The SAB section on donors is more cryptic than the eligible recipients section. Referencing the certifications that PAPs make when applying for OIG advisory opinions, it states a material fact relied upon by OIG in issuing favorable opinions is that a PAP does not give donors information that allows the donor to correlate the amount or frequency of its donations with the number of patients or the volume of product dispersed. Noting that these advisory opinions do not address donor actions, the SAB nevertheless states that “actions by donors to correlate their funding of PAPs with support for their own products… may be indicative of a donor’s intent to channel its financial support to copayments of its own products, which would implicate the anti-kickback statute.”
It is in the concluding section that OIG changes course on some existing advisory opinions.
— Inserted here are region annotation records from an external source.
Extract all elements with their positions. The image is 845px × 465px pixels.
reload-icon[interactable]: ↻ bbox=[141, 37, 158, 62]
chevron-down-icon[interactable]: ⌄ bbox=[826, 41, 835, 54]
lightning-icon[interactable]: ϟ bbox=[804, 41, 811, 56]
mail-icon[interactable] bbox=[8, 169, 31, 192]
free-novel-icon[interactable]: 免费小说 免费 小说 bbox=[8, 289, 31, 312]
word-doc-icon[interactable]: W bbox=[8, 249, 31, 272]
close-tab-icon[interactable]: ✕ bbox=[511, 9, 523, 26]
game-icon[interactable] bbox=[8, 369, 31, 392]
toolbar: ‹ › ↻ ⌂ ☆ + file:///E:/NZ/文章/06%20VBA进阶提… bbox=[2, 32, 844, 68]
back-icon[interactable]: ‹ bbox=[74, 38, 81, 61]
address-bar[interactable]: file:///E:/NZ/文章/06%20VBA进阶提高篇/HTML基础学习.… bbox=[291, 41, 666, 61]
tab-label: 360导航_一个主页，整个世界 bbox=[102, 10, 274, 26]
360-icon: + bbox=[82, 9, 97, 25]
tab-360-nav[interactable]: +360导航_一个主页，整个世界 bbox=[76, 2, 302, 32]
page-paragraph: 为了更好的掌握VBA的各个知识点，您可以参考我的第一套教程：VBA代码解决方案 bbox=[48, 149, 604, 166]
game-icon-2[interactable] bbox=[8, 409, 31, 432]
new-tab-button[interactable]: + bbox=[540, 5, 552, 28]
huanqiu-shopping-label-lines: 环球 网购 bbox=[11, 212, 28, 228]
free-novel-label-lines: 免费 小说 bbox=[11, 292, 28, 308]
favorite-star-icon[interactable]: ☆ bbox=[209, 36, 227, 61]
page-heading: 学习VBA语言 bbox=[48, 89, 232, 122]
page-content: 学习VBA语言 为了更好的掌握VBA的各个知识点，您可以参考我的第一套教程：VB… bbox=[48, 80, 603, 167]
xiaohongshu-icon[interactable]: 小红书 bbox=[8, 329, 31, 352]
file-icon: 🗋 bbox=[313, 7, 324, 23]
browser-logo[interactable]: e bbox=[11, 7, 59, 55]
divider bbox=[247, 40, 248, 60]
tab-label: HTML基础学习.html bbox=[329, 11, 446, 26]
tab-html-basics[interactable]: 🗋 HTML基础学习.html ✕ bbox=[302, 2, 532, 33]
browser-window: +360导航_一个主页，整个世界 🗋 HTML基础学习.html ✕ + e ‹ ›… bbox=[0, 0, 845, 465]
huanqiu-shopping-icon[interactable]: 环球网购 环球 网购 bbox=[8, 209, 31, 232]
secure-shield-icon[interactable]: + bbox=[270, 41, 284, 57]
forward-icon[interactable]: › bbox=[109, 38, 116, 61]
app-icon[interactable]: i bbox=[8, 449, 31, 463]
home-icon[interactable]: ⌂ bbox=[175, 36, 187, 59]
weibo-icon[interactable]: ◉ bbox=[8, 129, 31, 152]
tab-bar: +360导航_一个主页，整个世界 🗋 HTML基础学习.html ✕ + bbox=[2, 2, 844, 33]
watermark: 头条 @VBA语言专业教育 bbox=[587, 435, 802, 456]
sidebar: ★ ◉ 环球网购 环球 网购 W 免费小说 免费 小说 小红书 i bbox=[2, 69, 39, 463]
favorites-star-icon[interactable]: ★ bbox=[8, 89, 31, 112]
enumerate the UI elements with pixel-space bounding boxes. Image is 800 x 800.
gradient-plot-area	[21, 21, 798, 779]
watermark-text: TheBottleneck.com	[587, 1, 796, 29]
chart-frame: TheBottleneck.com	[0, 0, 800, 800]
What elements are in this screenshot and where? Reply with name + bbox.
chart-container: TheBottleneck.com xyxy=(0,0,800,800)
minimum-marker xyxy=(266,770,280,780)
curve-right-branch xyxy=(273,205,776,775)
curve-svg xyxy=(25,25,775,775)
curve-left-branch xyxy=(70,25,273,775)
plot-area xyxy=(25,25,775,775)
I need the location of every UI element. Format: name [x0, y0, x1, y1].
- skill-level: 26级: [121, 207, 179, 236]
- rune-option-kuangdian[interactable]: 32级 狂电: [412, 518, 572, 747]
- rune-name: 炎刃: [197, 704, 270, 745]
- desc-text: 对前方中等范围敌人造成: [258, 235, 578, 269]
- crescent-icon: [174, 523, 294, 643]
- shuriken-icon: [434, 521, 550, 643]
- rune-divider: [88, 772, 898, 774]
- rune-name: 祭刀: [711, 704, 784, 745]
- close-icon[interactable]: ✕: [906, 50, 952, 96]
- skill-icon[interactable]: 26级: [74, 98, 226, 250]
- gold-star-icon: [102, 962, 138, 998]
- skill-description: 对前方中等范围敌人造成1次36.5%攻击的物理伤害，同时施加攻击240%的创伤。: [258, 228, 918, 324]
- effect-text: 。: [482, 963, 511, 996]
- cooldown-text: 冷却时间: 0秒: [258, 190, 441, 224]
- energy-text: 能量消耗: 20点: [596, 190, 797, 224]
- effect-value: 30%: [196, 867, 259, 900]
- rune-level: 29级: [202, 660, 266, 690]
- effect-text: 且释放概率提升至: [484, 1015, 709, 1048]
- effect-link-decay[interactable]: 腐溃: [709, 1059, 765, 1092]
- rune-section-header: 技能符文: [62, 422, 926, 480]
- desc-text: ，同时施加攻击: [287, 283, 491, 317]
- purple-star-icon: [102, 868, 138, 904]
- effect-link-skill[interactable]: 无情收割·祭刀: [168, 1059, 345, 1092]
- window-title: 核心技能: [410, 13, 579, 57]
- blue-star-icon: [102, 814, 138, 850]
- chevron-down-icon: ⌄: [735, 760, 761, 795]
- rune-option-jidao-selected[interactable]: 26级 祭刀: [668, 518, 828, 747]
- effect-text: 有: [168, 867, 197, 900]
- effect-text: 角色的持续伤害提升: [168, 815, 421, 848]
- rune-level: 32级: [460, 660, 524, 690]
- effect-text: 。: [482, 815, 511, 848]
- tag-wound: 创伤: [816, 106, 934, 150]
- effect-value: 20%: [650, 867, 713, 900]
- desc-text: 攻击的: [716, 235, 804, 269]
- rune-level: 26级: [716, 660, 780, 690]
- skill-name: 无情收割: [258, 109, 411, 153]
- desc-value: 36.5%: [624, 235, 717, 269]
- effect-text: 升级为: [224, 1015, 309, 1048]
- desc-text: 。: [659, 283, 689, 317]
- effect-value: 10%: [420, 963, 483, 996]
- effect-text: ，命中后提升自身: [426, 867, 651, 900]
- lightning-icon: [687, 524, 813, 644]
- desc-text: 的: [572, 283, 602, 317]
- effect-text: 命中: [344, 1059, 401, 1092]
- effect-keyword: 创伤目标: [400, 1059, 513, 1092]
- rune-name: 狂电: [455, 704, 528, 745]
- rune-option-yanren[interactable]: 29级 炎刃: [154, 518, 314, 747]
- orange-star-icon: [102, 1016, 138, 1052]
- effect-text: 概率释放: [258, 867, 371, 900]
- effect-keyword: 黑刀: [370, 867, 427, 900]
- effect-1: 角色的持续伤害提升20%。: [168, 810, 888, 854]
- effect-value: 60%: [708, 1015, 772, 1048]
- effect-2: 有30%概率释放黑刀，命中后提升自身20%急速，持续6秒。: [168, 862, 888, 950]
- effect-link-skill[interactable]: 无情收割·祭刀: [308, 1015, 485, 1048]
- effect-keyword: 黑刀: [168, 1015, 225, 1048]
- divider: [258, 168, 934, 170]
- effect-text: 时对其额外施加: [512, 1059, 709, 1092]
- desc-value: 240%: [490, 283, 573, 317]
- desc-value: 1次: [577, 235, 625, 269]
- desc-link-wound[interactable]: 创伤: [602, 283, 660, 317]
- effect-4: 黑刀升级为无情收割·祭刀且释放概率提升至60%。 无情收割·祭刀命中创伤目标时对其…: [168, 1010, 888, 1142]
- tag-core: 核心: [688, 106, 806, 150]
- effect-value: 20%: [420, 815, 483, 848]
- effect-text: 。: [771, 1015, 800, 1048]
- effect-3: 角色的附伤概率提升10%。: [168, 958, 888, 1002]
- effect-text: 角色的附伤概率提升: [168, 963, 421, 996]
Repeating that independent charity PAPS are a valuable resource for a needy patients but raise serious issues of fraud, waste and abuse, OIG states that some independent charity PAPS “have received favorable advisory opinions that may include features that are discouraged in this [SAB.]” OIG volunteers that it is writing to these PAPS to explain how it will work with them and notes that some advisory opinions will need to be modified. In the interim, the suspect features will be “protected.” Finally, OIG voices its intent that there should be “no disruption of patient care during this process.”
While the new SAB might have done a somewhat better job of reducing fear and ignorance, we believe that St. Francis would join us in heartily endorsing this last sentiment regarding the well-being of patients.